Mars in Third House is supposed to show athletic powers. During the
Olympics, I found that those who excel in athletics do have Mars in some
powerful position, or conjunct other planets which magnify its power.
Invariably those with Mars in Third are athletic in some form or fashion—if
they were born in a country where they are not allowed to practice athletics,
you can be sure they find ways to be competitive in some other way! Does the
planet Mars somehow trigger certain sections of our bodies and brains, since it
was exerting a certain gravitational pull during our birth? I don’t see why
this hypothesis should be dismissed outright—after all, even Western scientists
have very little idea of what goes on at Mars, let alone all its gravitational
fields, and spectrums of light, and energies it is beaming into our planet and
into our miniscule bodies in the moment of our birth! So why would we reject
this idea outright? But Western education, oddly, does just that—reject the
idea that these powerful revolving grahas above us have absolutely no
push-and-pull in our lives and the way certain events manifest into our lives.
The stars are separate from us—inert bodies in the sky, not the powerful,
pulsing forces of divinity as the Hindus worship them as being.
On a visit to Dhulikhel, learning of my interest in jyotish, an elderly
Newar friend of mine brought out a kundali, the kind which I’d never seen
before. It was a paper scroll, rolled up about 30 to 35 feet in length, written
up not just with the divisional charts I was used to reading, but also markings
I had never seen before. What were they? Who knew? I would have to do make a copy
and send it to different astrologers to see if they understood it. He said that
the scroll had almost been cremated with his maternal uncle’s body, as is the
tradition with birthcharts (once your life story on this life is finished, so
is your chart), but then he persuaded his relatives to let him save this
magnificent chart. I asked him if the detailed readings that had been predicted
for his uncle had come true. He said it had, and that he’d died quite close to
the age in which his death had been predicted.
Life can be predicted, but can death? One woman told me a jyotish told
her father that a “khadgo” time was upcoming, and that he had to be careful.
His father did not believe this astrologer and went on the trip—and then died
on the month his death was predicted. “Do you think it was psychological?” I
enquired. “Perhaps he feared subconsciously he would die, after hearing this
prediction.” She shook her head. “He was bitten by a mosquito and died of
meningitis,” she replied.
After looking at people’s charts for almost 8 years, I can say with full confidence that there
are freaky “co-incidences” which our limited Western educated brains would
simply not feel comfortable handling. Which can open up, if nothing else, an
understanding that the cosmic system is larger than our human-centered
understanding of it, that there’s more than meets the eye when it comes to time
and space, and that the world we know through our limited senses and knowledge
systems is bigger and vaster than we will ever know.
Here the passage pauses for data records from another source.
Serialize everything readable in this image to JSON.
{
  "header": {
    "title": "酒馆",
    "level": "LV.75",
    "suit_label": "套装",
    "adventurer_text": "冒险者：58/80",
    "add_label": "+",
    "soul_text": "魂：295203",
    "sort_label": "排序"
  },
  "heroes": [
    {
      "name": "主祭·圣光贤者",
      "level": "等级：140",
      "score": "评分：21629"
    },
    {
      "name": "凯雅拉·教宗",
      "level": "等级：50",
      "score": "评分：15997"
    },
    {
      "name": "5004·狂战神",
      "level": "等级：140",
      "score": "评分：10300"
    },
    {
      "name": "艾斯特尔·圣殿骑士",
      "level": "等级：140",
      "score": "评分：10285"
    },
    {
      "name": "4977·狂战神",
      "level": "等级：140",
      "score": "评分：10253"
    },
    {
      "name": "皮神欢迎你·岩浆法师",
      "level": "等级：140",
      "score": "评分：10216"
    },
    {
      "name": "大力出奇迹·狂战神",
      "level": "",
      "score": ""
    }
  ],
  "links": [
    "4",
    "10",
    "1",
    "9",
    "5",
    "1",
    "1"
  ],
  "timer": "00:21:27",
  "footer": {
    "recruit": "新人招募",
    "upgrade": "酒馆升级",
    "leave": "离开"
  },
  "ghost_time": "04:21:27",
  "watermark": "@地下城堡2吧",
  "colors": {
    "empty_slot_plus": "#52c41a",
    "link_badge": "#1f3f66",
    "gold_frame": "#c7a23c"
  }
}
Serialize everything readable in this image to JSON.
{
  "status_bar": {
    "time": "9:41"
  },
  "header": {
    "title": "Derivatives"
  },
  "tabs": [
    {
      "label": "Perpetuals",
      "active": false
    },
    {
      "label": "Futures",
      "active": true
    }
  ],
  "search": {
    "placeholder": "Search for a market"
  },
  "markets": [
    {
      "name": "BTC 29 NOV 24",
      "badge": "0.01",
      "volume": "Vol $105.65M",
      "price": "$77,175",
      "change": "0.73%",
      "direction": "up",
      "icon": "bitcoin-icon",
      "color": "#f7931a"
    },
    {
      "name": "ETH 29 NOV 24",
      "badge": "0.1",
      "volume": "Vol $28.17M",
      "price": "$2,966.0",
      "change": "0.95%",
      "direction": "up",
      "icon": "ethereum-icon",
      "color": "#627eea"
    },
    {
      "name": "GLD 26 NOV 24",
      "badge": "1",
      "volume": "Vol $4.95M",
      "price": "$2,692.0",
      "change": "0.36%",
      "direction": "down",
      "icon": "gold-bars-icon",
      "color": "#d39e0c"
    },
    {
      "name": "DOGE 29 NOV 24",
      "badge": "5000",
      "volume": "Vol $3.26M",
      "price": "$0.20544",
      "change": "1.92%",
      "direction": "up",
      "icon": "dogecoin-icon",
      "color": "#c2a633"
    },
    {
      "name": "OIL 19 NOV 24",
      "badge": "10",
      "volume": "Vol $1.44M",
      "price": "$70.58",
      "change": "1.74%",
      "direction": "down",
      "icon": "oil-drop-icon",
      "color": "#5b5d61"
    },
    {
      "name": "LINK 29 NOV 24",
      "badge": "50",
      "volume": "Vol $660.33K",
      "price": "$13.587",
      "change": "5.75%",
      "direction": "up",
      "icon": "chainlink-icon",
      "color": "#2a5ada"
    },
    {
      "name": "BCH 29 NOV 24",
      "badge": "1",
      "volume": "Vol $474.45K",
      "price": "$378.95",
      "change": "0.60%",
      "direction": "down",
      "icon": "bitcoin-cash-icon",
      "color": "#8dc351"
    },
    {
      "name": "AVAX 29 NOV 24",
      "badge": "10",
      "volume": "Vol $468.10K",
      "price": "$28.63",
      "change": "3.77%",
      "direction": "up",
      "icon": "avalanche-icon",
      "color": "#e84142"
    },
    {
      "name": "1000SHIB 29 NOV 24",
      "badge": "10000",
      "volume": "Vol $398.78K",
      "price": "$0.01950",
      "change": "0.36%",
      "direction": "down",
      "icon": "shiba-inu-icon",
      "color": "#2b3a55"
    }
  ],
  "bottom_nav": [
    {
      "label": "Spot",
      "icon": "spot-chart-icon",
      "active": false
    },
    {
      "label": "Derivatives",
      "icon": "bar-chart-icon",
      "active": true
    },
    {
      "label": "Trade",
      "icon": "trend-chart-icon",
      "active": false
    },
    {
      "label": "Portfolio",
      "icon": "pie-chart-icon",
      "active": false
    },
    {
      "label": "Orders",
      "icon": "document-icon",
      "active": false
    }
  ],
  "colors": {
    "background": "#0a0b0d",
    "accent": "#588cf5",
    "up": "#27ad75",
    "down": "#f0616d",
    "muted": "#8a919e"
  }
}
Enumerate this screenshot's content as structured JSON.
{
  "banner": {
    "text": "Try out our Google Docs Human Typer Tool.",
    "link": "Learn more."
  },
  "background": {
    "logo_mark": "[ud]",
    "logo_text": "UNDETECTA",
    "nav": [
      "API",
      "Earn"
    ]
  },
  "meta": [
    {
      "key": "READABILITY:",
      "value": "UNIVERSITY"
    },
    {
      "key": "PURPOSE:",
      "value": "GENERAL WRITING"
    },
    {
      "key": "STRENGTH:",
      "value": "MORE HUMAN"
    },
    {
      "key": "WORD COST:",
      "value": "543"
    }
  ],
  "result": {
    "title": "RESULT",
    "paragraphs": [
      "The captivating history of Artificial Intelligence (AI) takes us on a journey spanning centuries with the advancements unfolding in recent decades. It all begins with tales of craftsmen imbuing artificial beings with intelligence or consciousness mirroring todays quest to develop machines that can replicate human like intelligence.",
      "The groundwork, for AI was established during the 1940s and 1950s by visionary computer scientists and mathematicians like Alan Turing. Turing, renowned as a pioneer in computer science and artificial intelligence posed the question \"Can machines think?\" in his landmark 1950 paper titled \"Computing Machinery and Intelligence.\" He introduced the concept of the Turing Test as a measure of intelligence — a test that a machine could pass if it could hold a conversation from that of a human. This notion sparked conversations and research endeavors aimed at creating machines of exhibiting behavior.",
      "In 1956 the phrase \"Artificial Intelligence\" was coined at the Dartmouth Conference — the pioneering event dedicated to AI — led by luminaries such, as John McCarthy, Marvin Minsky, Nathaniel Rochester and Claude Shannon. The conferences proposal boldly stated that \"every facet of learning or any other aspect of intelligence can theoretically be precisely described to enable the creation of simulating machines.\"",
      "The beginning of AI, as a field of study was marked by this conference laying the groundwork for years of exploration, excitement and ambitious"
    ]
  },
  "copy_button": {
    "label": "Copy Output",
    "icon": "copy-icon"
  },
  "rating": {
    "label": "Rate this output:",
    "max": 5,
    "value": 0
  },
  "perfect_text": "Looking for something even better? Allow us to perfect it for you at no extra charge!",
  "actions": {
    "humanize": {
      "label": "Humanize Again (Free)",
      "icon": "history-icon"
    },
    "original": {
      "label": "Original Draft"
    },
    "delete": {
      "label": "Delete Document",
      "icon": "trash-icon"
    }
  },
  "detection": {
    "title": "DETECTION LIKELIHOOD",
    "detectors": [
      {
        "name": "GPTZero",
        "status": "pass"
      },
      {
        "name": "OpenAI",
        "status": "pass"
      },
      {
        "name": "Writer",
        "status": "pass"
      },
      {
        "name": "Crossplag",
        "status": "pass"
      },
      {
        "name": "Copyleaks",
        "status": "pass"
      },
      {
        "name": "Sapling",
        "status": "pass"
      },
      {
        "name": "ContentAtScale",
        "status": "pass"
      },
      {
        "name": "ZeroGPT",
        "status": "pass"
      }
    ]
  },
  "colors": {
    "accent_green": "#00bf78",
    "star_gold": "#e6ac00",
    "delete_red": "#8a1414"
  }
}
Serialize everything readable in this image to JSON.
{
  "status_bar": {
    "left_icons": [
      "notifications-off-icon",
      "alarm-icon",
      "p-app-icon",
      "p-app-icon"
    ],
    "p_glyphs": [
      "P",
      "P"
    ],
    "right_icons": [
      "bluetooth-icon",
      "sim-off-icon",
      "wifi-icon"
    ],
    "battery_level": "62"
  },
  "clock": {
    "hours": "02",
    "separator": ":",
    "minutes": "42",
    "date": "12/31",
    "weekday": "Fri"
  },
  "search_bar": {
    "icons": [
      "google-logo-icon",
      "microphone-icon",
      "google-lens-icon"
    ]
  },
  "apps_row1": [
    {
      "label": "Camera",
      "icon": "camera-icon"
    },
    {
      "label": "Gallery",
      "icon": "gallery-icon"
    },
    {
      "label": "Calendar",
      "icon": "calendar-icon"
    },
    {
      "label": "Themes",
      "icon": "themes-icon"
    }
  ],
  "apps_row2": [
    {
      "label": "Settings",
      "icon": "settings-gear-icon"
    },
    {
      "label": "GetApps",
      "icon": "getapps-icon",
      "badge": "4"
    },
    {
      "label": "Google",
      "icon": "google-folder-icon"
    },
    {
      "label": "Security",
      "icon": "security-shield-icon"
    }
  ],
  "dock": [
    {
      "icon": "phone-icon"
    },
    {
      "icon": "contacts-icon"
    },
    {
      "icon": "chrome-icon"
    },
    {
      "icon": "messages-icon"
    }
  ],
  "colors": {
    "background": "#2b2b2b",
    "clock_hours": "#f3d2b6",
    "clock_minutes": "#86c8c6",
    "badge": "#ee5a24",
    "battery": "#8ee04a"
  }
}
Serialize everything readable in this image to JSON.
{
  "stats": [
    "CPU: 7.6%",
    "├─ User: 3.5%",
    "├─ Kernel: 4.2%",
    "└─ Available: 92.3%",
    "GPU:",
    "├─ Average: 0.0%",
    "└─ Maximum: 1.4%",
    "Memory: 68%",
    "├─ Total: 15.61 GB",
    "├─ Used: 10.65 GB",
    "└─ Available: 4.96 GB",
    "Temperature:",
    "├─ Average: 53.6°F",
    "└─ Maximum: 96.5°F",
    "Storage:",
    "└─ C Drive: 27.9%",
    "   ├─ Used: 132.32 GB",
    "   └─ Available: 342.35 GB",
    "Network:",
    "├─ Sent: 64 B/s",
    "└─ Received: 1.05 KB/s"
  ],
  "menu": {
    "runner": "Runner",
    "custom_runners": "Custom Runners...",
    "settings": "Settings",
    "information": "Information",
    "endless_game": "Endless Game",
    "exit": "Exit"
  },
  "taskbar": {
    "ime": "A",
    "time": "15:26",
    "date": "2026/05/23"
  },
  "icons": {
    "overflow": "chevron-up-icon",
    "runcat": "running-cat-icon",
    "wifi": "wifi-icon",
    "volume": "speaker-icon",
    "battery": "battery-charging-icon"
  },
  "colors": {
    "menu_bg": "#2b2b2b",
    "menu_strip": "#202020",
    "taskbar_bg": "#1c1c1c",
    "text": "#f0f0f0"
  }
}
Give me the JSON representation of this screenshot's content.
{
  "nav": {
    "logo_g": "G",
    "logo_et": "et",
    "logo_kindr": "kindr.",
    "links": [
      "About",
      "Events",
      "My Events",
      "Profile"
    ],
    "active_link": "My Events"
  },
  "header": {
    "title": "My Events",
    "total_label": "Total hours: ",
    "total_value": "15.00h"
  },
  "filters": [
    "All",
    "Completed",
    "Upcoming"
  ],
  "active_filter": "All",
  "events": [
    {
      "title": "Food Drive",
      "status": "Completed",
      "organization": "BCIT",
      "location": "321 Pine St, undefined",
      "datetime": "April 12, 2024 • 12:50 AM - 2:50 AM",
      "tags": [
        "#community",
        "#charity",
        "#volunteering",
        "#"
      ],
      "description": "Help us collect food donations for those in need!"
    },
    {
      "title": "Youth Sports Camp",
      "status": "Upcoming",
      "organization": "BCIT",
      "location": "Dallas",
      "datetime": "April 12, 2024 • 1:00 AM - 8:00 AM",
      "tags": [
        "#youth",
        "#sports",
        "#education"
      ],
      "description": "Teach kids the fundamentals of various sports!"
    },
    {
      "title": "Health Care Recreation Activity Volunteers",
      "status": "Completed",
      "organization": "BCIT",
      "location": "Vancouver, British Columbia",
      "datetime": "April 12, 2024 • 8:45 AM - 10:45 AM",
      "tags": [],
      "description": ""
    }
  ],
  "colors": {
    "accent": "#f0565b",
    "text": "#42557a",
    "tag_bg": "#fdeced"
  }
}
This then is the fruit of studying jyotish in many ways—a broadening up
of the consciousness, a humbling of human arrogance and certainty, and a
certain giving up of agency to the divine powers that be which can often bring
incredible relief when people are going through their toughest moments, which
happens to the best of us. Out of nine planets, four are benefics and five are
malefics—meaning that nobody is going to be spared the human griefs and
tragedies that beset everyone at some point or another in their lives. Jyotish
allows and accounts for these moments, predicts it beforehand, and readies
people to think about life in a more mutli-faceted and complex manner than the
linear, modern ways in which we now parse the darkness and lightness of life.
Comments
Well said. Few years ago I read a book by Hart Defouw and Robert Svoboda, LIGHT ON LIFE, and has been fascinated by Indian astrology ever since. Many thanks!